La Redoute : mis à pied pour avoir mangé une clémentine

Le salarié gagne en appel !

La_Redoute

Dans cette affaire qui a duré quatre ans et a donné lieu à deux procès, la pomme de discorde a pris la forme d'une clémentine. 

Un préparateur de commande de La Redoute près de Lille, dont la mise à pied pour avoir mangé une clémentine à proximité de son poste de travail avait été validée par les prud'hommes, a finalement gagné en appel, selon un arrêt consulté samedi par l'AFP.

Dans sa décision du 28 mai, la chambre sociale de la cour d'appel de Douai a annulé la sanction, la jugeant "disproportionnée au regard des faits qui lui sont reprochés, dès lors qu'aucune autre sanction ne lui avait été infligée et qu'il bénéficie d'une ancienneté remontant à septembre 2004".

Elle reconnaît que le salarié, également délégué CGT, "n'a pas respecté les consignes qui lui ont été données par ses responsables hiérarchiques en matière d'hygiène, que les faits sont avérés et que la sanction était légitime". "Cependant le règlement intérieur prévoit une échelle des sanctions faisant apparaître la mise à pied disciplinaire en seconde position après l'avertissement et juste avant la mutation disciplinaire", ajoute-t-elle, condamnant l'entreprise à payer 77,53 euros de rappel de salaire et congés payés.
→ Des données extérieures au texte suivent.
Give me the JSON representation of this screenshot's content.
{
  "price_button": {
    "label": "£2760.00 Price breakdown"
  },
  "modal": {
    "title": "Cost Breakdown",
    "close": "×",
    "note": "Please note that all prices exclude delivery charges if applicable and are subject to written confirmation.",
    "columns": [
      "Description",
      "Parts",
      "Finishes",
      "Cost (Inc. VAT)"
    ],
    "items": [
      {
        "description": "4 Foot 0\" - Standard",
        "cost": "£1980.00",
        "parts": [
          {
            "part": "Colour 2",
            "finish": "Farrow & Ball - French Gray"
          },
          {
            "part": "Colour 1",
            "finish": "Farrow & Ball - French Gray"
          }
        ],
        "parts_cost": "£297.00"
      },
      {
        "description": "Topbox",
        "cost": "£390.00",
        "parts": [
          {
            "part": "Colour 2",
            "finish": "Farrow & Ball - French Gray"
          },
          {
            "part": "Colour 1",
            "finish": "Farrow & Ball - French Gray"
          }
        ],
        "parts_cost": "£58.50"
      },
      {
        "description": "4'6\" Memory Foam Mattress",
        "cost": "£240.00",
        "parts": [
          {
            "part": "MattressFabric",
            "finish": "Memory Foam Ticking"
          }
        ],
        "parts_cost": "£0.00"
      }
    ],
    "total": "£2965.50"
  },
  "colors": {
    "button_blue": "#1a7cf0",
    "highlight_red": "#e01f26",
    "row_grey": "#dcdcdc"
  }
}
Le 7 novembre 2017, Smaïl Bella se levait à 04h30 pour prendre son poste au site de logistique de Wattrelos à 06h00. Vers 09h00, il s'est reculé de son poste de "picking" - lieu où les salariés alignés sur une chaîne de production prennent les marchandises et les scannent pour les envoyer aux clients - pour manger une clémentine en dehors du temps de pause, avant de poser les épluchures près de son poste, ce qui pouvait détériorer les articles selon la direction. Repéré par l'agente de maîtrise, il est mis à pied une journée.
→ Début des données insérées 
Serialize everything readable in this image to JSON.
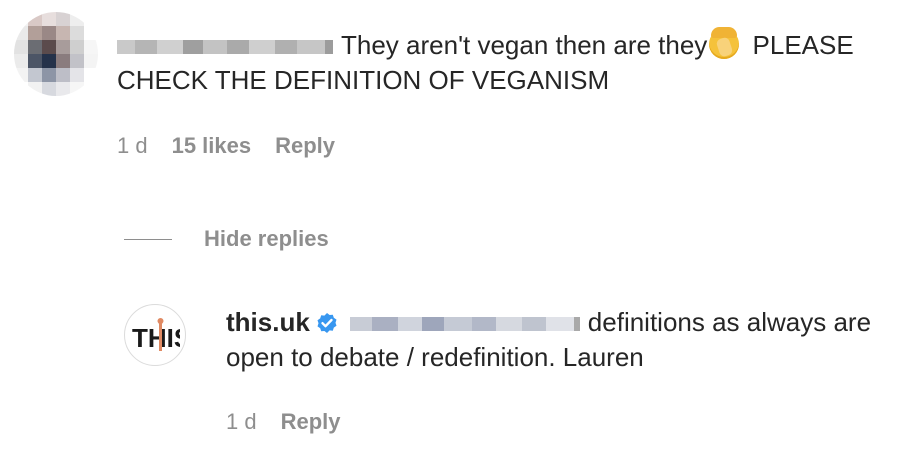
{
  "comment": {
    "text": "They aren't vegan then are they",
    "text_after_emoji": " PLEASE CHECK THE DEFINITION OF VEGANISM",
    "emoji": "face-palm-emoji",
    "time": "1 d",
    "likes": "15 likes",
    "reply_label": "Reply"
  },
  "hide_replies_label": "Hide replies",
  "reply": {
    "username": "this.uk",
    "text": "definitions as always are open to debate / redefinition. Lauren",
    "time": "1 d",
    "reply_label": "Reply",
    "avatar_logo_text": "THIS"
  },
  "colors": {
    "primary_text": "#262626",
    "secondary_text": "#8e8e8e",
    "verified_blue": "#3897f0"
  }
}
Il avait contesté cette sanction auprès des prud'hommes de Roubaix, qui avait donné raison à la direction le 15 novembre 2019.

La direction soulignait que le règlement intérieur interdisait toute nourriture au poste de travail, et rappelait aussi que Smaïl Bella avait eu un rappel à l'ordre deux mois plus tôt, pour être allé chercher des sucreries sans prévenir. (selon AFP)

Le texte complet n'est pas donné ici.